MSFT’s always used their economic power to impose their products to people/organizations. Now they should be really pissed that someone is using their own processes to fight them.
I haven’t read the msft open letter, but from this article on itwire there are two interesting sentences:
The open letter ignores the fact at least seven countries also submitted formal objections to Open XML becoming an international standard. All up, nineteen countries submitted comments and objections.
We can see that the world is opening their eyes. OpenSource tools and formats are becoming a viable and much less expensive alternative, so worldwide organizations now have the cheese and the knife on their hands. I believe the goal of this countries is to get OpenXML to be really OPEN and a TRUE standard, what would lead to free or low price office suites to work with it thus saving the exorbitant of MSFT Office.

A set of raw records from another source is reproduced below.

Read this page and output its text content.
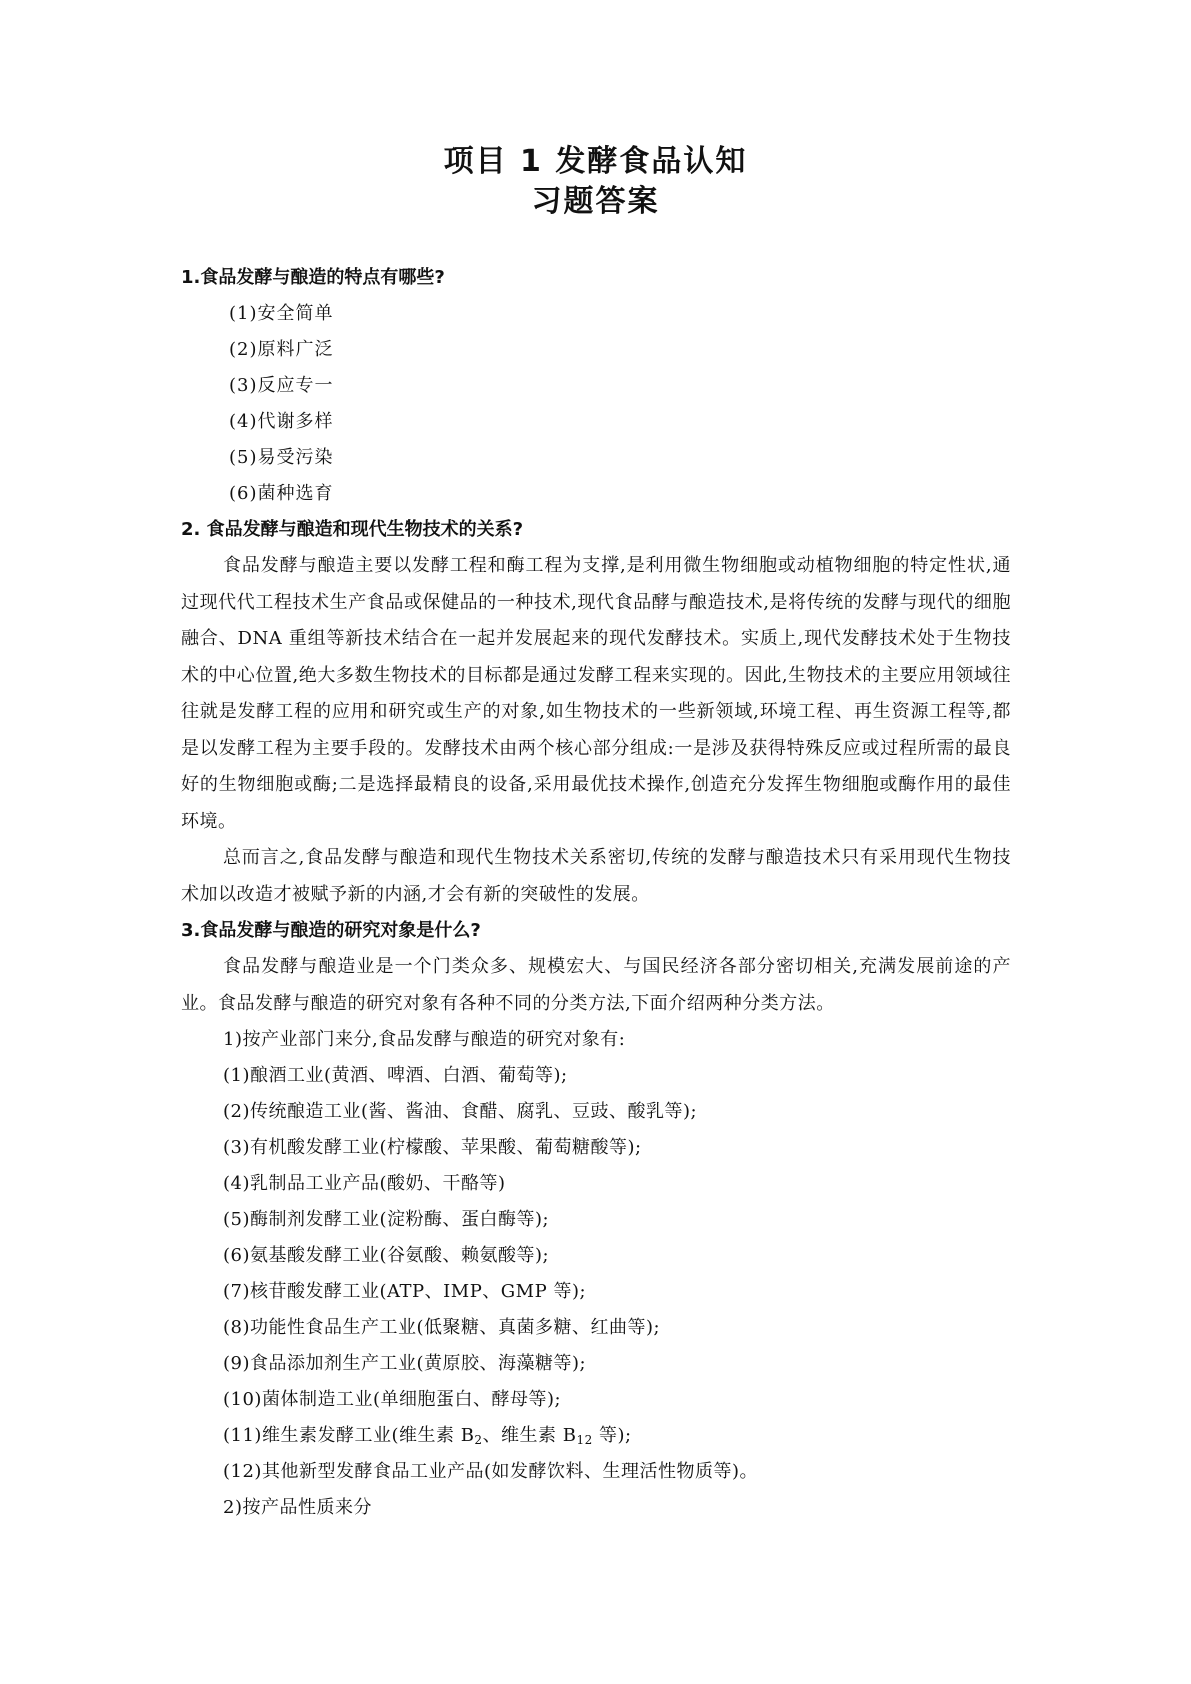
项目 1 发酵食品认知
习题答案
1.食品发酵与酿造的特点有哪些?
(1)安全简单
(2)原料广泛
(3)反应专一
(4)代谢多样
(5)易受污染
(6)菌种选育
2. 食品发酵与酿造和现代生物技术的关系?

食品发酵与酿造主要以发酵工程和酶工程为支撑,是利用微生物细胞或动植物细胞的特定性状,通过现代代工程技术生产食品或保健品的一种技术,现代食品酵与酿造技术,是将传统的发酵与现代的细胞融合、DNA 重组等新技术结合在一起并发展起来的现代发酵技术。实质上,现代发酵技术处于生物技术的中心位置,绝大多数生物技术的目标都是通过发酵工程来实现的。因此,生物技术的主要应用领域往往就是发酵工程的应用和研究或生产的对象,如生物技术的一些新领域,环境工程、再生资源工程等,都是以发酵工程为主要手段的。发酵技术由两个核心部分组成:一是涉及获得特殊反应或过程所需的最良好的生物细胞或酶;二是选择最精良的设备,采用最优技术操作,创造充分发挥生物细胞或酶作用的最佳环境。

总而言之,食品发酵与酿造和现代生物技术关系密切,传统的发酵与酿造技术只有采用现代生物技术加以改造才被赋予新的内涵,才会有新的突破性的发展。

3.食品发酵与酿造的研究对象是什么?

食品发酵与酿造业是一个门类众多、规模宏大、与国民经济各部分密切相关,充满发展前途的产业。食品发酵与酿造的研究对象有各种不同的分类方法,下面介绍两种分类方法。

1)按产业部门来分,食品发酵与酿造的研究对象有:
(1)酿酒工业(黄酒、啤酒、白酒、葡萄等);
(2)传统酿造工业(酱、酱油、食醋、腐乳、豆豉、酸乳等);
(3)有机酸发酵工业(柠檬酸、苹果酸、葡萄糖酸等);
(4)乳制品工业产品(酸奶、干酪等)
(5)酶制剂发酵工业(淀粉酶、蛋白酶等);
(6)氨基酸发酵工业(谷氨酸、赖氨酸等);
(7)核苷酸发酵工业(ATP、IMP、GMP 等);
(8)功能性食品生产工业(低聚糖、真菌多糖、红曲等);
(9)食品添加剂生产工业(黄原胶、海藻糖等);
(10)菌体制造工业(单细胞蛋白、酵母等);
(11)维生素发酵工业(维生素 $B_2$、维生素 $B_{12}$ 等);
(12)其他新型发酵食品工业产品(如发酵饮料、生理活性物质等)。
2)按产品性质来分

While Microsoft describes Open XML as open source, it’s not licensed in a fashion that proponents of open source licensing would recognise as being open. Rather than granting users open source-like rights to the format, the license consists of a promise by Microsoft not to sue those who use the format. It also leaves the standard open to drop in proprietary code.
This is a pearl! Besides not really opening the format to the community, they promise not to sue the people who uses the format. If there is something I don’t trust, that is a promise from a corporation whose goal is just to make money regardless of moral values, even more when that company has had unfair practices in the past and which only goal is to have a monopoly on the software world.